Indeed, it can be argued that institutionalized health care arose for the most part within and around the Church. For instance, Saint Basil the Great in the fourth century built a network of hospitals and hospices in what is today Turkey. In the mid-seventh century, the landmark charity hospital Hôtel-Dieu was founded by Saint Landry, Bishop of Paris, providing medical care, food and shelter to the sick and poor of that city for well over a thousand years.
This ministry of bringing Christ’s healing to the sick continues to the present day, and it “is aimed not only at providing quality medical care, but also at putting the human person at the center of the healing process,” as Pope Francis affirms in his Message for today’s World Day of the Sick 2018. Here in our own community, this happens through numerous Catholic health care providers serving hundreds of thousands of people each year: Catholic Charities operates primary care medical and dental clinics, the Sanctuaries for Life pregnancy support program, Behavioral Health Services, Anchor Counseling mental health care and the emergency response Child and Adolescent Mobile Psychiatric Service. Loving nursing care is provided at the Jeanne Jugan Residence, the Carroll Manor Nursing and Rehabilitation Center, the Sacred Heart Home, and the Gift of Peace House. In addition, Providence, Holy Cross and MedStar Georgetown hospitals provide world-class in-patient, emergency and specialty care, while The Catholic University of America, Trinity Washington University and Georgetown University are each forming the next generation of Catholic caregivers. Then there is a legion of Catholic doctors, nurses and technicians now in private practice, including many who volunteer their services as part of the Catholic Charities Health Care Network.
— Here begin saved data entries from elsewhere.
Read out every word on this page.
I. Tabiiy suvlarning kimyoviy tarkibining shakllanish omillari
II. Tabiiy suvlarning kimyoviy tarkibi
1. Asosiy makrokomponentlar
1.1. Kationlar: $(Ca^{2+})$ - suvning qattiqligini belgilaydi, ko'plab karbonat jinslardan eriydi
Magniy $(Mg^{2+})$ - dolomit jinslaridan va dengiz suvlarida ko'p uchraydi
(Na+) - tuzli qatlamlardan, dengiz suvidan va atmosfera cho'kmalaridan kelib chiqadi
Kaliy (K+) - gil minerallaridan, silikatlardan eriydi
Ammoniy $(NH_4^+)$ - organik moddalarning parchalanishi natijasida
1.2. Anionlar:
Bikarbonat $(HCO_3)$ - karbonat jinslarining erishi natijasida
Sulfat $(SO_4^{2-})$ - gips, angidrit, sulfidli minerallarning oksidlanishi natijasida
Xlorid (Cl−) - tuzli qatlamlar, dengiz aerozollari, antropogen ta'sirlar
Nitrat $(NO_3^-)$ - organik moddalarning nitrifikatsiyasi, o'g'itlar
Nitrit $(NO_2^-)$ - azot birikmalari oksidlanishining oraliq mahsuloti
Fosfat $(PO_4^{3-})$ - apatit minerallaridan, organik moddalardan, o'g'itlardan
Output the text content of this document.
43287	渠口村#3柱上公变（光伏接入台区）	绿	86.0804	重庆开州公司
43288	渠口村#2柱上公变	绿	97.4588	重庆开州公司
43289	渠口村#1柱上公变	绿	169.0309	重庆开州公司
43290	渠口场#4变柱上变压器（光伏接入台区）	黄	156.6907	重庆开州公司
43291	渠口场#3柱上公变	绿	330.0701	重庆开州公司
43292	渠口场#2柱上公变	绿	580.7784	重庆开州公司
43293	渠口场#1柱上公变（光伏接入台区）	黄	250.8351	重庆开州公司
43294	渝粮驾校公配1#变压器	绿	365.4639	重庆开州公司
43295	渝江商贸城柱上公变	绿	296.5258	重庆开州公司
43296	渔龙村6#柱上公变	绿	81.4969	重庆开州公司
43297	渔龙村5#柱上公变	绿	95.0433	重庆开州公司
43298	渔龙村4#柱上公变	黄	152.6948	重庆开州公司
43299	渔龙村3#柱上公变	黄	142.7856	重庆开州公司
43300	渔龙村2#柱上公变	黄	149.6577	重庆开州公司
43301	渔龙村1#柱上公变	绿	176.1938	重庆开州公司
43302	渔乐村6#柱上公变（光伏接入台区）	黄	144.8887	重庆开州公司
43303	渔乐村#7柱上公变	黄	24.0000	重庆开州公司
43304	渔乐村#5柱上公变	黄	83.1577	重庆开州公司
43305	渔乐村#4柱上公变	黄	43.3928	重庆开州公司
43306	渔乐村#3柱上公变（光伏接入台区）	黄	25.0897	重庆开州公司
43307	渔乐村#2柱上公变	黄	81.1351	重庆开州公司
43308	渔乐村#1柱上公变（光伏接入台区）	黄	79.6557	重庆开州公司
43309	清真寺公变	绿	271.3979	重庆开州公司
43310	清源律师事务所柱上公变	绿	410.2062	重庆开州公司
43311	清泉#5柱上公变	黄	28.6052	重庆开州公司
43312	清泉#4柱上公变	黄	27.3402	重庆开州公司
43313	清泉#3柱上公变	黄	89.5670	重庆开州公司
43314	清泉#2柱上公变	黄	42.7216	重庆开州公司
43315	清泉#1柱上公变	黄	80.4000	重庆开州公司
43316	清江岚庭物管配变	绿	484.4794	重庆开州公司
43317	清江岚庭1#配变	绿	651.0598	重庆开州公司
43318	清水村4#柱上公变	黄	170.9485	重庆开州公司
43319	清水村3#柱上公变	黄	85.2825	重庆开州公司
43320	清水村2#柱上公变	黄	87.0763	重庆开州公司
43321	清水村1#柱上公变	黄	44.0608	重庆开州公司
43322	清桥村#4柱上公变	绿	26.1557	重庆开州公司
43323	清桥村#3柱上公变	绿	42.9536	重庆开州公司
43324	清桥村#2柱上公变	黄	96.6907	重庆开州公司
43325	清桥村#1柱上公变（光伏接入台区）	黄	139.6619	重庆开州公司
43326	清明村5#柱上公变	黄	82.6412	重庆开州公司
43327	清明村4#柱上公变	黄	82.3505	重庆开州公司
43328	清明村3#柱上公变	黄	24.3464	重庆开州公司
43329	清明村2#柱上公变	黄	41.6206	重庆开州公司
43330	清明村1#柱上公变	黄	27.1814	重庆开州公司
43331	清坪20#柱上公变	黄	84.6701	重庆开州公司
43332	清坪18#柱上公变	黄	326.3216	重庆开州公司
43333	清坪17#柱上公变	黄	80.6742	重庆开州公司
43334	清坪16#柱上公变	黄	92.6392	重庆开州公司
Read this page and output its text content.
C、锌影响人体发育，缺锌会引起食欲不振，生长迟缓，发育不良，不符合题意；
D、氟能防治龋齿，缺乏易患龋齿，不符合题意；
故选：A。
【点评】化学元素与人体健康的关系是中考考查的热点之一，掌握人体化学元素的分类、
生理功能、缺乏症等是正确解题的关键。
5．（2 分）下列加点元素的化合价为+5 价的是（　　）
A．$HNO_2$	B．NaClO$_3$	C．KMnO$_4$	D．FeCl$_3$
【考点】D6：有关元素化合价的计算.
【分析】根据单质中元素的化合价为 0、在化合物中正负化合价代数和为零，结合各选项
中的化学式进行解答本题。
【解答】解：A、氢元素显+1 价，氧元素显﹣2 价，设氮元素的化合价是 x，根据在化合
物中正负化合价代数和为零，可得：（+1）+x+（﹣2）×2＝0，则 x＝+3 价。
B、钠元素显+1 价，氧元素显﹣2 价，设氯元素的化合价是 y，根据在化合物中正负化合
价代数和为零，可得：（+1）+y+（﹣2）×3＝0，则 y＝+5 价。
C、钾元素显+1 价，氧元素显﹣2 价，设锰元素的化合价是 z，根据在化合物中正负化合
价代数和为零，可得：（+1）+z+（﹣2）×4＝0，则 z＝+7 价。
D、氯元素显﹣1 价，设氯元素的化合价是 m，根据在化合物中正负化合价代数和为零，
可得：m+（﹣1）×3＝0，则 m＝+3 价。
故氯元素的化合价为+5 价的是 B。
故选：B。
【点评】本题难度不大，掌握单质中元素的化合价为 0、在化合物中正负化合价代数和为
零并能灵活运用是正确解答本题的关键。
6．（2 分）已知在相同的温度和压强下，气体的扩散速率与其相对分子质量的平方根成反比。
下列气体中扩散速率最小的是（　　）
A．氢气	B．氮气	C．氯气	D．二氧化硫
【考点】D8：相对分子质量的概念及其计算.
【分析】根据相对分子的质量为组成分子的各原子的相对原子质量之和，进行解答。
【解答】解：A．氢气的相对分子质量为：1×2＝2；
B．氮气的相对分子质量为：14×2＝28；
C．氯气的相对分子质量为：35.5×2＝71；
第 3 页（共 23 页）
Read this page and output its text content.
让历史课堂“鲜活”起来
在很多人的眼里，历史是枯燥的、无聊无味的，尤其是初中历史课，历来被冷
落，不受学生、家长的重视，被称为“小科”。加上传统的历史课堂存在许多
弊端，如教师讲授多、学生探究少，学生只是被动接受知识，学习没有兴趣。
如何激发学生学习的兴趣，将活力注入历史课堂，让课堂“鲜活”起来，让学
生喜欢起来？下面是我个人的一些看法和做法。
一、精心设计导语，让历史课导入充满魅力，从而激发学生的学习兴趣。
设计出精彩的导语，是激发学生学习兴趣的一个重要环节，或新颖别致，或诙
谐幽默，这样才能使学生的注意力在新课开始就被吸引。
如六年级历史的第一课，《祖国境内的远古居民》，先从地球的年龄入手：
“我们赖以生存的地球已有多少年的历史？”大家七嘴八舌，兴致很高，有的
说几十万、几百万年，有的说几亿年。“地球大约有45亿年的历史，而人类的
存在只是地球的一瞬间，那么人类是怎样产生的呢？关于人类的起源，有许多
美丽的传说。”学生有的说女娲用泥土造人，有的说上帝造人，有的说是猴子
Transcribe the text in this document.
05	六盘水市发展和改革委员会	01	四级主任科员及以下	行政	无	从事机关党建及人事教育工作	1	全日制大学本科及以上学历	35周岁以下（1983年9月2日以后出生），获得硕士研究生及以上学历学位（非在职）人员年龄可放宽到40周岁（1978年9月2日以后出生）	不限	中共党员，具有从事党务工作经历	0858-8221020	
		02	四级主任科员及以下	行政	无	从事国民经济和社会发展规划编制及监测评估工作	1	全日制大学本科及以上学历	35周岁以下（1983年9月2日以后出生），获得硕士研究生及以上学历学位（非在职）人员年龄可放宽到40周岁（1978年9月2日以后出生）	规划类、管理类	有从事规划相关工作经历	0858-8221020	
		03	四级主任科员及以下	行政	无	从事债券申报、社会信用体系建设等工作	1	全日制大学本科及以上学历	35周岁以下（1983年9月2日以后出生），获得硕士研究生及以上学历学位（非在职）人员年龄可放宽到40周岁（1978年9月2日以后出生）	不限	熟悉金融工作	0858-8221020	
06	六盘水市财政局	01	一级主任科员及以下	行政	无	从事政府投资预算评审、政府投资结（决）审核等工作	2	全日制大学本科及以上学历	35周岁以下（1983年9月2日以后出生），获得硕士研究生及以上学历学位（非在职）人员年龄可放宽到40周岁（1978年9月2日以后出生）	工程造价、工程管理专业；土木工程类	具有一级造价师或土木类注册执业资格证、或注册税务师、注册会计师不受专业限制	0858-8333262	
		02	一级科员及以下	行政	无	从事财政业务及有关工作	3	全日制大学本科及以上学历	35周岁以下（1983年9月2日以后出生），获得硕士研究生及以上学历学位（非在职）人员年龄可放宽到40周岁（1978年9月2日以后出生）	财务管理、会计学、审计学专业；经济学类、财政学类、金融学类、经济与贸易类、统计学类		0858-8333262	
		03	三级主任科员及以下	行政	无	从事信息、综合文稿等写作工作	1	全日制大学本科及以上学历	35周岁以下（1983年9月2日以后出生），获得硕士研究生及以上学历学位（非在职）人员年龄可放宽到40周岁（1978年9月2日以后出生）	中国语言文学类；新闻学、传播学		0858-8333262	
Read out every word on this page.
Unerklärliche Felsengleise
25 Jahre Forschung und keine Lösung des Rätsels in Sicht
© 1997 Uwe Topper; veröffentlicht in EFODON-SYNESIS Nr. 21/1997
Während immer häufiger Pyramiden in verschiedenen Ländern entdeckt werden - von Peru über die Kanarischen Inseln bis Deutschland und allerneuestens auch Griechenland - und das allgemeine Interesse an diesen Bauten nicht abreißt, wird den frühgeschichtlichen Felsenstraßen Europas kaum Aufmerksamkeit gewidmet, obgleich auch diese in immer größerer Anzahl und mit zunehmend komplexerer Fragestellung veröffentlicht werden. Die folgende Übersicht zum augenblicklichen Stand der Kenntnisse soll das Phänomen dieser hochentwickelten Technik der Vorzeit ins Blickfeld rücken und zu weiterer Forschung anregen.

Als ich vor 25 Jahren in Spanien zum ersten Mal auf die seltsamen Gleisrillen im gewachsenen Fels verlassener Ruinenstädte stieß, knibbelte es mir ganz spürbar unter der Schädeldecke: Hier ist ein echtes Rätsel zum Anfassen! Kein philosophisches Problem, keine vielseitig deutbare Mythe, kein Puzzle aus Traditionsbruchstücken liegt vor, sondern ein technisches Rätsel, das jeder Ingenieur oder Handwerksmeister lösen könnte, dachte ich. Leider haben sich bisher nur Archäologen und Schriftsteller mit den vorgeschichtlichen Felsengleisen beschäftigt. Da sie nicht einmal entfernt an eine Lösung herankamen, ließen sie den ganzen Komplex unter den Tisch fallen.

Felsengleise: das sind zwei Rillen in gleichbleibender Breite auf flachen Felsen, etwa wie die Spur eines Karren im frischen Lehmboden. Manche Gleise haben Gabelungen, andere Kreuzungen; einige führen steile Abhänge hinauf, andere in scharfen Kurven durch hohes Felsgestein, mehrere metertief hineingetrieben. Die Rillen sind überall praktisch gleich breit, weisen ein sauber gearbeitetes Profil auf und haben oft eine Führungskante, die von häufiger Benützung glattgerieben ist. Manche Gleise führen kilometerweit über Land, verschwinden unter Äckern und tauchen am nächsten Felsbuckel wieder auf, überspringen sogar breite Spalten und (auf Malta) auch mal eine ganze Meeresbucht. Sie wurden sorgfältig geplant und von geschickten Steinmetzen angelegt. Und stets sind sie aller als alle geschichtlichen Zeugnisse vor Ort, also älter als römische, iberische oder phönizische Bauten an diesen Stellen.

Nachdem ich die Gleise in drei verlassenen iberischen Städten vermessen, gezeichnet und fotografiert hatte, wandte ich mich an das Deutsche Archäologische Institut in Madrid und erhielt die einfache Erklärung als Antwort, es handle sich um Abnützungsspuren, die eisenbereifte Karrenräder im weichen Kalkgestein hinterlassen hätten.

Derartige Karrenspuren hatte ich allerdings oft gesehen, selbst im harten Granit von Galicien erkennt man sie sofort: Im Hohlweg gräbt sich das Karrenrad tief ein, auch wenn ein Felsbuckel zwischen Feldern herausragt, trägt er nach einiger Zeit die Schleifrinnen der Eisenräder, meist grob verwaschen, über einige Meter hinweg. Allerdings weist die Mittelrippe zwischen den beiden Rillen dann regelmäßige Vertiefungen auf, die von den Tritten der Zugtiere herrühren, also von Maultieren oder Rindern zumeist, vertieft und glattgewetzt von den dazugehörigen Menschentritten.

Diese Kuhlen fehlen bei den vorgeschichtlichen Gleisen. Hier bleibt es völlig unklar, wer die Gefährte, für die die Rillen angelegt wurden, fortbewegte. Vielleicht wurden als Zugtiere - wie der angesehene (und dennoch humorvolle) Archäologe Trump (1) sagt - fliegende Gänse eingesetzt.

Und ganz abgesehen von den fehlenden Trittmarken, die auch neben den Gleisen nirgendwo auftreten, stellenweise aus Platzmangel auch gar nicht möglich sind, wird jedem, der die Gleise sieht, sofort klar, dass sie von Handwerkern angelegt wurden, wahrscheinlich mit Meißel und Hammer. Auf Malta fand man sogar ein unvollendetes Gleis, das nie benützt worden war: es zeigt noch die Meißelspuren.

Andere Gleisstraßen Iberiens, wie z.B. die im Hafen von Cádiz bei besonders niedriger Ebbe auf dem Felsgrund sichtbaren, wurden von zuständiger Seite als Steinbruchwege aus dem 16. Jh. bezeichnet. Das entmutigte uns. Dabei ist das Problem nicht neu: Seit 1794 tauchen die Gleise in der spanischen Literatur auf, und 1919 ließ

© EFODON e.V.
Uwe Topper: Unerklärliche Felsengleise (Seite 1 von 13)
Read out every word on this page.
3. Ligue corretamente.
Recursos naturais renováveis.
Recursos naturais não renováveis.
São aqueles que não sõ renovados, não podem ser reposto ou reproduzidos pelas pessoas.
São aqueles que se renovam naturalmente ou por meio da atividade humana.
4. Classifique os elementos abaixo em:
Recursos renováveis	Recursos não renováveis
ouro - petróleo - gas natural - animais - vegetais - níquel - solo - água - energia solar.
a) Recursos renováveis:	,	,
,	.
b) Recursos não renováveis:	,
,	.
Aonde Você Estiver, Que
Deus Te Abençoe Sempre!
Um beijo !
In a society that may not fully appreciate the indispensable presence and positive impact of Catholic health care, today’s World Day of the Sick is a prime opportunity to remember and share with others all the good accomplished in this ministry. At the same time, I hope you join me in a well-deserved “thank you” to all of those who have made their own the extraordinary legacy of making present in our world the love, compassion and caring of Christ the Healer.